Evaluation of Immune Memory Effect

[0110] The immune memory effect in mice was detected on day 60 after the first immunization. Mice were sacrificed and spleens were treated by the method described above to obtain single cell suspensions, which were stained with flow cytometry antibodies and then detected for the levels of memory T cells (CD3.sup.+CD4.sup.+CD44highCD62Lhigh) and memory B cells (CD19.sup.+CD27.sup.+) by a flow cytometer.

[0111] The results are shown in FIGS. 10A-11C. Memory T cells and memory B cells were produced in all vaccinated mice, and the proportion of memory cells was further increased in the mice immunized with the group containing the CD4 T epitope peptide and the universal N protein.

EXAMPLE 8

Advantage Comparison of Virus peptide-Protein Subunit Vaccines Constructed Based on Framework Nucleic Acid

[0112] To demonstrate the advantages of the constructed framework nucleic acid-based virus peptide-protein subunit vaccines, BALB/c strain mice were immunized. Experimental animals were randomly divided into 5 groups, and on day 0 and day 14, the animals were immunized subcutaneously on the dorsal side with (I) no inoculation, (II) TH37 +free S3 (500 pmol TH37) and TH37+free S4 (500 pmol), (III) TH37-S3 (500 pmol) and TH37-S4 (500 pmol), (IV) TH37-S3-ORF3a (500 pmol) and TH37-S4-ORF3a (500 pmol), and (V) TH37-S3-N pro (500 pmol) and TH37-S4-N pro (500 pmol), respectively.

[0113] Rats and rabbits were immunized with TH37-S3-ORF3a & TH37-S4-ORF3a and TH37-S3-N pro & TH37-S4-N pro, respectively. Experimental animals were randomly divided into 3 groups, and on day 0 and day 14, the animals were immunized subcutaneously on the dorsal side with (I) no inoculation, (II) TH37-S3-ORF3a & TH37-S4-ORF3a, and (III) TH37-S3-N pro & TH37-S4-N pro, respectively.

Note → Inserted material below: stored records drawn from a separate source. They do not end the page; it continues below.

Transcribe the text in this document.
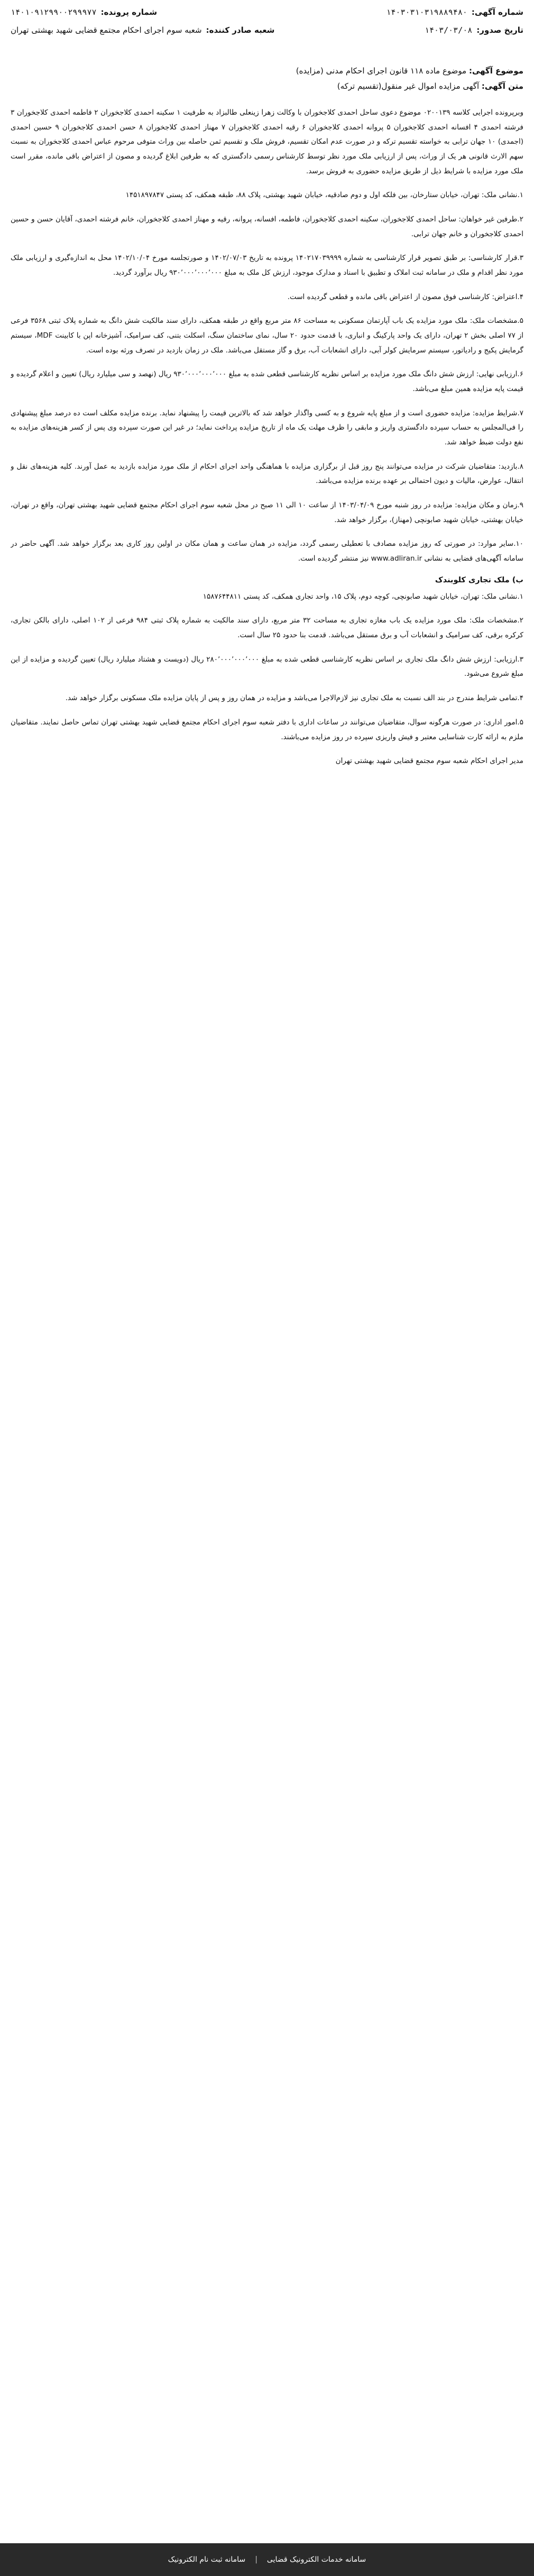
شماره آگهی:
۱۴۰۳۰۳۱۰۳۱۹۸۸۹۴۸۰
شماره پرونده:
۱۴۰۱۰۹۱۲۹۹۰۰۲۹۹۹۷۷
تاریخ صدور:
۱۴۰۳/۰۳/۰۸
شعبه صادر کننده:
شعبه سوم اجرای احکام مجتمع قضایی شهید بهشتی تهران
موضوع آگهی: موضوع ماده ۱۱۸ قانون اجرای احکام مدنی (مزایده)
متن آگهی: آگهی مزایده اموال غیر منقول(تقسیم ترکه)

وبرپرونده اجرایی کلاسه ۰۲۰۰۱۳۹ موضوع دعوی ساحل احمدی کلاجخوران با وکالت زهرا زینعلی طالبزاد به طرفیت ۱ سکینه احمدی کلاجخوران ۲ فاطمه احمدی کلاجخوران ۳ فرشته احمدی ۴ افسانه احمدی کلاجخوران ۵ پروانه احمدی کلاجخوران ۶ رقیه احمدی کلاجخوران ۷ مهناز احمدی کلاجخوران ۸ حسن احمدی کلاجخوران ۹ حسین احمدی (اجمدی) ۱۰ جهان ترابی به خواسته تقسیم ترکه و در صورت عدم امکان تقسیم، فروش ملک و تقسیم ثمن حاصله بین وراث متوفی مرحوم عباس احمدی کلاجخوران به نسبت سهم الارث قانونی هر یک از وراث، پس از ارزیابی ملک مورد نظر توسط کارشناس رسمی دادگستری که به طرفین ابلاغ گردیده و مصون از اعتراض باقی مانده، مقرر است ملک مورد مزایده با شرایط ذیل از طریق مزایده حضوری به فروش برسد.

۱.نشانی ملک: تهران، خیابان ستارخان، بین فلکه اول و دوم صادقیه، خیابان شهید بهشتی، پلاک ۸۸، طبقه همکف، کد پستی ۱۴۵۱۸۹۷۸۴۷

۲.طرفین غیر خواهان: ساحل احمدی کلاجخوران، سکینه احمدی کلاجخوران، فاطمه، افسانه، پروانه، رقیه و مهناز احمدی کلاجخوران، خانم فرشته احمدی، آقایان حسن و حسین احمدی کلاجخوران و خانم جهان ترابی.

۳.قرار کارشناسی: بر طبق تصویر قرار کارشناسی به شماره ۱۴۰۲۱۷۰۳۹۹۹۹ پرونده به تاریخ ۱۴۰۲/۰۷/۰۳ و صورتجلسه مورخ ۱۴۰۲/۱۰/۰۴ محل به اندازه‌گیری و ارزیابی ملک مورد نظر اقدام و ملک در سامانه ثبت املاک و تطبیق با اسناد و مدارک موجود، ارزش کل ملک به مبلغ ۹۳۰٬۰۰۰٬۰۰۰٬۰۰۰ ریال برآورد گردید.

۴.اعتراض: کارشناسی فوق مصون از اعتراض باقی مانده و قطعی گردیده است.

۵.مشخصات ملک: ملک مورد مزایده یک باب آپارتمان مسکونی به مساحت ۸۶ متر مربع واقع در طبقه همکف، دارای سند مالکیت شش دانگ به شماره پلاک ثبتی ۳۵۶۸ فرعی از ۷۷ اصلی بخش ۲ تهران، دارای یک واحد پارکینگ و انباری، با قدمت حدود ۲۰ سال، نمای ساختمان سنگ، اسکلت بتنی، کف سرامیک، آشپزخانه اپن با کابینت MDF، سیستم گرمایش پکیج و رادیاتور، سیستم سرمایش کولر آبی، دارای انشعابات آب، برق و گاز مستقل می‌باشد. ملک در زمان بازدید در تصرف ورثه بوده است.

۶.ارزیابی نهایی: ارزش شش دانگ ملک مورد مزایده بر اساس نظریه کارشناسی قطعی شده به مبلغ ۹۳۰٬۰۰۰٬۰۰۰٬۰۰۰ ریال (نهصد و سی میلیارد ریال) تعیین و اعلام گردیده و قیمت پایه مزایده همین مبلغ می‌باشد.

۷.شرایط مزایده: مزایده حضوری است و از مبلغ پایه شروع و به کسی واگذار خواهد شد که بالاترین قیمت را پیشنهاد نماید. برنده مزایده مکلف است ده درصد مبلغ پیشنهادی را فی‌المجلس به حساب سپرده دادگستری واریز و مابقی را ظرف مهلت یک ماه از تاریخ مزایده پرداخت نماید؛ در غیر این صورت سپرده وی پس از کسر هزینه‌های مزایده به نفع دولت ضبط خواهد شد.

۸.بازدید: متقاضیان شرکت در مزایده می‌توانند پنج روز قبل از برگزاری مزایده با هماهنگی واحد اجرای احکام از ملک مورد مزایده بازدید به عمل آورند. کلیه هزینه‌های نقل و انتقال، عوارض، مالیات و دیون احتمالی بر عهده برنده مزایده می‌باشد.

۹.زمان و مکان مزایده: مزایده در روز شنبه مورخ ۱۴۰۳/۰۴/۰۹ از ساعت ۱۰ الی ۱۱ صبح در محل شعبه سوم اجرای احکام مجتمع قضایی شهید بهشتی تهران، واقع در تهران، خیابان بهشتی، خیابان شهید صابونچی (مهناز)، برگزار خواهد شد.

۱۰.سایر موارد: در صورتی که روز مزایده مصادف با تعطیلی رسمی گردد، مزایده در همان ساعت و همان مکان در اولین روز کاری بعد برگزار خواهد شد. آگهی حاضر در سامانه آگهی‌های قضایی به نشانی www.adliran.ir نیز منتشر گردیده است.

ب) ملک تجاری کلوبندک

۱.نشانی ملک: تهران، خیابان شهید صابونچی، کوچه دوم، پلاک ۱۵، واحد تجاری همکف، کد پستی ۱۵۸۷۶۴۴۸۱۱

۲.مشخصات ملک: ملک مورد مزایده یک باب مغازه تجاری به مساحت ۳۲ متر مربع، دارای سند مالکیت به شماره پلاک ثبتی ۹۸۴ فرعی از ۱۰۲ اصلی، دارای بالکن تجاری، کرکره برقی، کف سرامیک و انشعابات آب و برق مستقل می‌باشد. قدمت بنا حدود ۲۵ سال است.

۳.ارزیابی: ارزش شش دانگ ملک تجاری بر اساس نظریه کارشناسی قطعی شده به مبلغ ۲۸۰٬۰۰۰٬۰۰۰٬۰۰۰ ریال (دویست و هشتاد میلیارد ریال) تعیین گردیده و مزایده از این مبلغ شروع می‌شود.

۴.تمامی شرایط مندرج در بند الف نسبت به ملک تجاری نیز لازم‌الاجرا می‌باشد و مزایده در همان روز و پس از پایان مزایده ملک مسکونی برگزار خواهد شد.

۵.امور اداری: در صورت هرگونه سوال، متقاضیان می‌توانند در ساعات اداری با دفتر شعبه سوم اجرای احکام مجتمع قضایی شهید بهشتی تهران تماس حاصل نمایند. متقاضیان ملزم به ارائه کارت شناسایی معتبر و فیش واریزی سپرده در روز مزایده می‌باشند.

مدیر اجرای احکام شعبه سوم مجتمع قضایی شهید بهشتی تهران

سامانه خدمات الکترونیک قضایی
|
سامانه ثبت نام الکترونیک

[0114] The RBD-specific antibody titers in the serum after vaccination were determined by the method described in Example 3. ORF3a is a CD4.sup.+ T cell epitope specific for C57 mice. However, due to individual differences in the major histocompatibility complexes of different individuals, ORF3a may not be able to serve as a T cell epitope that effectively induces the activation of antigen-specific T lymphocytes in BALB/c strain mice, rats and rabbits.

[0115] The results are shown in FIGS. 12A-14B. The results showed that TH37-S3-ORF3a & TH37-S4-ORF3a had little effect on further promoting the production of RBD-specific antibodies in mice, rats and rabbits, whereas the coupling of a SARS-COV-2 N protein to a tetrahedral framework nucleic acid could induce higher antibody titers in a variety of animal models, including C57, BALB/c, rat and rabbits.

[0116] The description above is only the preferred embodiments of the present disclosure. It should be noted that several improvements and modifications may also be made by those of ordinary skill in the art without departing from the principle of the present disclosure, and these improvements and modifications shall also be considered within the protection scope of the present disclosure.